カルテの内容さえ分からないままにスタート
2014年12月から、とりだい病院で働き始めている。最初は戸惑うことばかりだったという。
「今まで(医師の)先生と話をする機会がありませんでした。そして医療の知識もない。先生とのコミュニケーションが大変でした」
医師は、大学生時代から医療という専門分野に没入して生きてきた人間たちである。医療に限らず、専門性が高い分野では内部での意思疎通に使用される共通言語が存在する。そして長期間、その中で生活していると、それらが外部に理解されにくいことを忘れがちである。

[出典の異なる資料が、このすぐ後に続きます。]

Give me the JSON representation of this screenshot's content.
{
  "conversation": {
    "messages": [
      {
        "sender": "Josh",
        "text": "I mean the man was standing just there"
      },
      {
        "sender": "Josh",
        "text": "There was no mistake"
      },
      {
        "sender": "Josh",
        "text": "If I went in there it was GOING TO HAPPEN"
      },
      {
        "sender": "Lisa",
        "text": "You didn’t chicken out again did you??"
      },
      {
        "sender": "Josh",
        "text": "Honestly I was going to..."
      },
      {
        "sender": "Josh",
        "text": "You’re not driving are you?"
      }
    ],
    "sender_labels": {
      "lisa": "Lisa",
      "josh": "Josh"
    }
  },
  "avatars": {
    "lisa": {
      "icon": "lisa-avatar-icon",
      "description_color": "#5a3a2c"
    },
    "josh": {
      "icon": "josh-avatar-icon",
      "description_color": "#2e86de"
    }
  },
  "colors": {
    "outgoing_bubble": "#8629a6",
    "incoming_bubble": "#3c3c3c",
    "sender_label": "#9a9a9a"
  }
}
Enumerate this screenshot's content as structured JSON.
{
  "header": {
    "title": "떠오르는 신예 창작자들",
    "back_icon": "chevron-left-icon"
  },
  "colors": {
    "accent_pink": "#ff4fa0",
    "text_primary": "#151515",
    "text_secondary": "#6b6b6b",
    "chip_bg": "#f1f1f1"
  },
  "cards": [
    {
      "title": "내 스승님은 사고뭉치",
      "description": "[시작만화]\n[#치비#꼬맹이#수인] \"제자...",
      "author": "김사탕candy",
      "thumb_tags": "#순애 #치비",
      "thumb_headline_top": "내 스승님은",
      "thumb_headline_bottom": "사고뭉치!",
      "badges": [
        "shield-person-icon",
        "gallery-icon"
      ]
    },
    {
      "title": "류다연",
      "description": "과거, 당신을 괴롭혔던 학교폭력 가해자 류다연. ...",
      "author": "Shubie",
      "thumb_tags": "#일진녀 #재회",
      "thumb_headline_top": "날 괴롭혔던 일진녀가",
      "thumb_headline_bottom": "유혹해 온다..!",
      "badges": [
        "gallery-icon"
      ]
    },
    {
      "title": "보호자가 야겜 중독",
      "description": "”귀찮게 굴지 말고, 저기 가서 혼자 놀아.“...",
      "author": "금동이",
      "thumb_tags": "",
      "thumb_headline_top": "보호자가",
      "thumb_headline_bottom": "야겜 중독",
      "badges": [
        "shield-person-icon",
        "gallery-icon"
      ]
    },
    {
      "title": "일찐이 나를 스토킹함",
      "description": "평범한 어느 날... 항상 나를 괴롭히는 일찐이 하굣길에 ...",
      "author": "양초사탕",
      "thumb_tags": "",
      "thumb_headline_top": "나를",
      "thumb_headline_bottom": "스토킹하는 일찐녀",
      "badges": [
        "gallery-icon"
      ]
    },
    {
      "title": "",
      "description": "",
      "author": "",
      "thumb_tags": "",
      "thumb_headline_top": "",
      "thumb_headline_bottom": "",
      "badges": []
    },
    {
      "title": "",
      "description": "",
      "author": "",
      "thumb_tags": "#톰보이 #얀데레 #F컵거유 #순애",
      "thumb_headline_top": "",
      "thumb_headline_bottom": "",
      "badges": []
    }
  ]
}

「カルテなどに検査の指示が略語で書かれているんです。簡単なところならば、レントゲンは“XP”。心電図ならば“ECG”。病名も横文字で書かれているんです。受付業務自体のマニュアルはあるんです。でも、(医療に関わる)略語などの説明はないです。職業訓練校でも学ばなかった。全く指示も病名も分からなかったんです」
先生、これは何ですか、と聞いてみると、そんなことも分からないのかと返されたり、明らかに不機嫌な顔をされることもあった。不思議だったのは、控えめだと思っていた自分が、そのとき怯まなかったことだ。
「先生からしてみれば、忙しいのに何を基本的なことを聞くんだって感じだったんでしょう。でもめげずに聞きましたね。そのほか、看護師さんに聞いたり、家に帰ってインターネットで調べたり。最初は本当に大変でした」
患者さんから声を掛けられず、多くの資格を取得
とりだい病院の外来クラークは、担当する各診療科が日によって変わる。脳外科、麻酔科、内科、外科など、当然のことだが病名、処置は全く違う。
「初診の患者さんだとどの科でも紹介状をお持ちです。看護師さんにそのままお任せすればいいんです。再診の場合、こちらで理解しなければならないことがあります。今でもぱっと見て分からない病名はたくさんあります」
外来クラークは、病院の玄関口である。ほとんどの場合、患者が最初に顔を合わせるのは受付にいる外来クラークだ。長く通院している患者は、まず顔見知りの外来クラーク、あるいは看護婦を探す。働きはじめたばかりの頃を鷲見はこう振り返る。
「私には全然、声を掛けられなかった」
患者から頼られるようになりたいと思った鷲見は、多くの資格を取得した。メディカルクラーク、メンタルケアカウンセラー、ホームヘルパー2級、調剤報酬請求事務技能検定2級、ピンクリボンアドバイザー――など、である。
やがて、患者たちは鷲見の顔を見つけると表情が緩むようになった。医師や看護師たちから「(仕事が)分かってきたね」と言われたことも嬉しかった。ようやく自分の存在価値を認められ、居場所ができたような気がした。
同時に漠然とではあるが、未来に対する不安も頭をもたげていた。外来クラークの契約期間は5年間。延長するには半年間を空けて、再度、採用試験を受ける必要があった。同僚たちと、将来の話になることもあった。期限のない他の病院に転職した人間も少なくないと教えられた。自分もやがてここから離れるのかと寂しく思った。